J'ai (retraité, habitant un petit village d'Alsace, blanc) regardé « Ce soir ou jamais » sur le thème « Trop de démocratie tue la démocratie (ou le contraire) ».
Débat intéressant d'un bon niveau réunissant politologue, philosophe, biologiste, architecte, essayiste, rien de choquant ni de particulièrement remarquable dans ce débat de bon ton entre personnes cultivées ce qui donne tout le charme, l'intérêt, et parfois les limites de ce type d'émission. Pas de quoi faire une chronique...
Et puis dernier sujet abordé : les manifestations et l'annulation de la pièce : « Exhibit B ». Et là, la douce torpeur de la soirée s'est mue pour moi en indignation et quelque part en honte. Bams, une artiste française noire (que j'avoue n'avoir jamais vue ni entendue) disait sa blessure profonde, visiblement sincère, par rapport à ce spectacle sensé stigmatiser l'esclavage.
Face à elle tous ces bons « intellectuels » (ici les guillemets me semblent nécessaires) se sont tous drapés dans le rejet inconditionnel de la censure sans qu'aucun n'ai exprimé la moindre compréhension, la moindre empathie face à cette douleur viscérale. Ils n'ont pas davantage exprimé la moindre condamnation (ne serait-ce que pour faire contrepoids à leur rigorisme éthique) de cette abomination absolue et cette honte que furent la colonisation et l'esclavage.

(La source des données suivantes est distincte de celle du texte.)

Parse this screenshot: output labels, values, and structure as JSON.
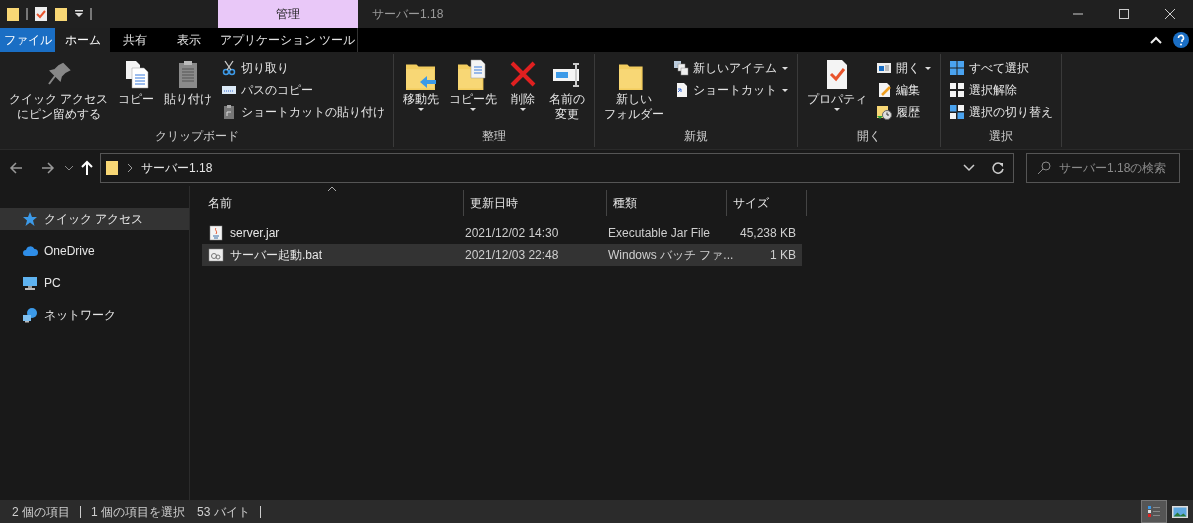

Peu importe de la qualité ou non du spectacle ni de l'intention de l'auteur. Mais qui peut juger, ou plutôt ressentir au plus profond de leur être, de l'impact de cette mise en scène si ce n'est les femmes et les hommes qui ont été humiliés dans leur chair pendant des générations à travers leur ancêtres.
Si ce spectacle était clair dans sa dénonciation ce devrait être les nostalgiques de la colonisation (malheureusement il y en a encore) qui auraient dû manifester.
Les musiciens de Jazz ont inventé une musique pour exprimer leur misère et leur colère. Pourquoi cette musique est géniale et restera : parce qu’elle est profondément sincère.
On ne fait peut-être pas du grand art avec la blessure des autres, par procuration.
Pourquoi, ne pas dire simplement que ce spectacle s'est tout simplement planté, et que dans l'art, la liberté est primordiale mais aussi une certaine éthique.